Showing posts with label Stock. Show all posts
Showing posts with label Stock. Show all posts

Friday, February 6, 2015

Brahms: Tragic Overture (Frederick Stock)

Frederick Stock
In his 37 years as music director of the Chicago Symphony Orchestra, Frederick Stock (1872-1942) molded the organization into one of America's top orchestras. Originally hired by the orchestra's founder, Theodore Thomas, as a violist, Stock ended up succeeding Thomas as chief conductor after the older man's death in 1905. In 1916, Stock's Chicago Symphony became the first major American orchestra to make recordings, preceding Stokowski's Philadelphia Orchestra and Karl Muck's Boston Symphony by over a year. Stock's recorded legacy is sizable - some 200 issued 78-rpm sides - but not as extensive as someone of his stature would warrant. It fell into four distinct periods: a handful of acoustics for Columbia in 1916-17; a group of early electric Victors in 1925-30; another batch for Columbia in 1939-41 (which included concerto recordings with Nathan Milstein and Gregor Piatigorsky), and a final group for Victor in 1941-42 (including two Beethoven concertos with Artur Schnabel). From his last Columbia session in 1941 (the same session that also produced this recording of Toch's Pinocchio Overture) came this crackling, dynamic account of Brahms' Tragic Overture:

Brahms: Tragic Overture, Op. 81 and
Brahms: Minuet (from Serenade No. 1 in D Major, Op. 11)
Chicago Symphony Orchestra conducted by Frederick Stock
Recorded April 26, 1941
Columbia Masterworks set MX-214, two 78-rpm records
Link (FLAC files, 42.50 MB)
Link (MP3 files, 27.72 MB)

Thursday, June 14, 2012

Toch: Piano Quintet

Ernst Toch
Last fall, when I was doing my "reissue" series, one of my posts was "The Composer as Accompanist" in which I offered chamber music by John Ireland and Walter Piston with the composers presiding at the piano.  In the same vein, here is a recording of the 1938 Piano Quintet of the Vienna-born Ernst Toch (1887-1964), with the composer at the piano, and accompanied by a quartet consisting of Louis Kaufman and Grisha Monasevitch, violins; Ray Menhennik, viola; and Julian Kahn, cello:

Toch: Quintet for Piano and Strings, Op. 64
Ernst Toch, piano, with the Kaufman Quartet
Recorded February 20, 1941
Columbia Masterworks set MM-460, four 78-rpm records
Link (FLAC files, 68.09 MB)
Link (MP3 files, 36.69 MB)

The work is unusual in that, instead of the usual tempo marks for movement headings, Toch calls his movements "The Lyrical Part," "The Whimsical Part," and so on.  Otherwise the piece is conventional in form, and the harmonic language reminds me of Hindemith.  However, while Hindemith often sounds as if he is channeling Bach, Toch here could be channeling Schumann, for the gestures and intent surely stem from the 19th century rather than the 18th.

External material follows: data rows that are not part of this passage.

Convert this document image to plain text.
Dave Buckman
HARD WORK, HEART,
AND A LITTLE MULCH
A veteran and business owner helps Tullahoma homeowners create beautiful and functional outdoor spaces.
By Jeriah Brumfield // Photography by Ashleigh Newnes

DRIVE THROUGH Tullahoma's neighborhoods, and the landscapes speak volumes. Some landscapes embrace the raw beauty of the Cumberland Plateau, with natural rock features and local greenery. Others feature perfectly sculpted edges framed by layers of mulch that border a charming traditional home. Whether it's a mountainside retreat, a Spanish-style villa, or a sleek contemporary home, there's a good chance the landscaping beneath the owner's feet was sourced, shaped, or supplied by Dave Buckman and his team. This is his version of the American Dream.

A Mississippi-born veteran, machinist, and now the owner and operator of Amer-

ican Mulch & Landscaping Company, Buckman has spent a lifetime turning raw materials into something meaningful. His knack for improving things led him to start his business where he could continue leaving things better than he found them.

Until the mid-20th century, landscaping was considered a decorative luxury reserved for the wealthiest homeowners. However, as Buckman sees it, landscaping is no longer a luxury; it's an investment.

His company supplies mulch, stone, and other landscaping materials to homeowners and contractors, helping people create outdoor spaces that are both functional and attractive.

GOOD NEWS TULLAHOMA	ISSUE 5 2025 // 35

Columbia had, in the early 1940s, exactly two works by the expatriate, Jewish Toch (he settled in California in the mid-1930s) on its catalogue, both of which were deleted by the end of the Second World War.  Here is the other one:

Toch: Pinocchio - A Merry Overture (1935)
Chicago Symphony Orchestra conducted by Frederick Stock
Recorded April 26, 1941
Columbia Masterworks 11665-D, one 78-rpm record
Link (FLAC file, 15.77 MB)
Link (MP3 file, 7.59 MB)

After the war it fell to independent West Coast labels, such as Alco, to further Toch's cause.  (In fact, Toch recorded the Piano Quintet again for Alco, on an early LP.)  An excellent Toch discography can be found here.  Its compiler, Claude Torres, has an impressive site devoted to music of Jewish composers impacted by the Holocaust.